Summary judgment is properly granted where the pleadings, depositions, answers to interrogatories and admissions on file, together with the affidavits, if any, show that there is no genuine issue as to any material fact, and that the moving party is entitled to a judgment as a matter of law. Fla. R. Civ. P. 1.510(c).
Upon review, this Court finds that there exist no issues of material fact that would preclude summary judgment in the matter below. The factual and material issue of whether MDIC submitted its bill claim to Aries or whether Aries received the subject bill claim is not in dispute. All that remains in dispute are issues of law to the extent that the parties are at odds as to whether MDIC’s claim is, by law, a covered claim or whether it should have been paid.
This Court finds that MDIC complied with the requirements in section 627.736, Florida Statutes, and that its bill appears to be a covered claim under chapter 631, Florida Statutes. This Court finds that the other bills which FIGA covered above the $10,000.00 policy limit were gratuitous and should not be counted against the Daniels’ policy limit.

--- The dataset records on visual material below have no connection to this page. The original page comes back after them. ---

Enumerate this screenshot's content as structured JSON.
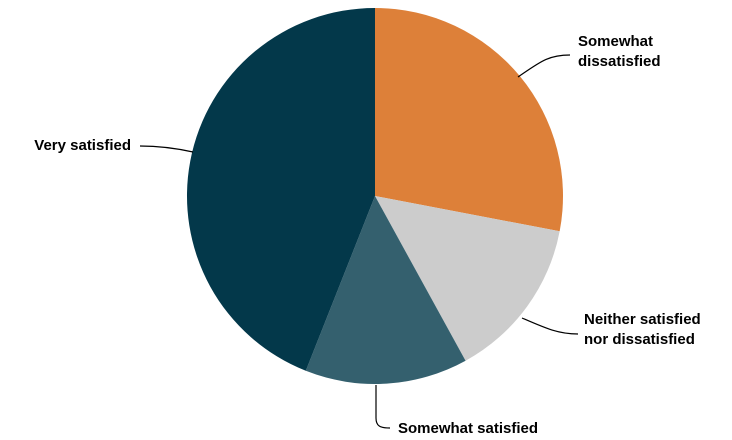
{
  "chart_data": {
    "type": "pie",
    "title": "",
    "start_angle_deg": 0,
    "direction": "clockwise",
    "slices": [
      {
        "label": "Somewhat dissatisfied",
        "label_lines": [
          "Somewhat",
          "dissatisfied"
        ],
        "value": 28,
        "color": "#dd8039"
      },
      {
        "label": "Neither satisfied nor dissatisfied",
        "label_lines": [
          "Neither satisfied",
          "nor dissatisfied"
        ],
        "value": 14,
        "color": "#cccccc"
      },
      {
        "label": "Somewhat satisfied",
        "label_lines": [
          "Somewhat satisfied"
        ],
        "value": 14,
        "color": "#34606e"
      },
      {
        "label": "Very satisfied",
        "label_lines": [
          "Very satisfied"
        ],
        "value": 44,
        "color": "#03384a"
      }
    ],
    "legend": "none",
    "labels": "outside-with-leader-lines"
  }
}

This Court additionally finds that FIGA’s immunity does not extend to breach of contract actions; therefore MDIC’s action is not barred.
FOR THE FOREGOING REASONS, the order granting summary judgment in favor of Appellee is AFFIRMED.
Appellee’s Motion for Attorney’s Fees pursuant to section 627.428(1), Florida Statutes is GRANTED and the cause remanded to the lower tribunal for a determination of reasonable attorney’s fees in the event Appellee ultimately prevails in this cause. (MUIR and SHAPIRO, JJ., concur.)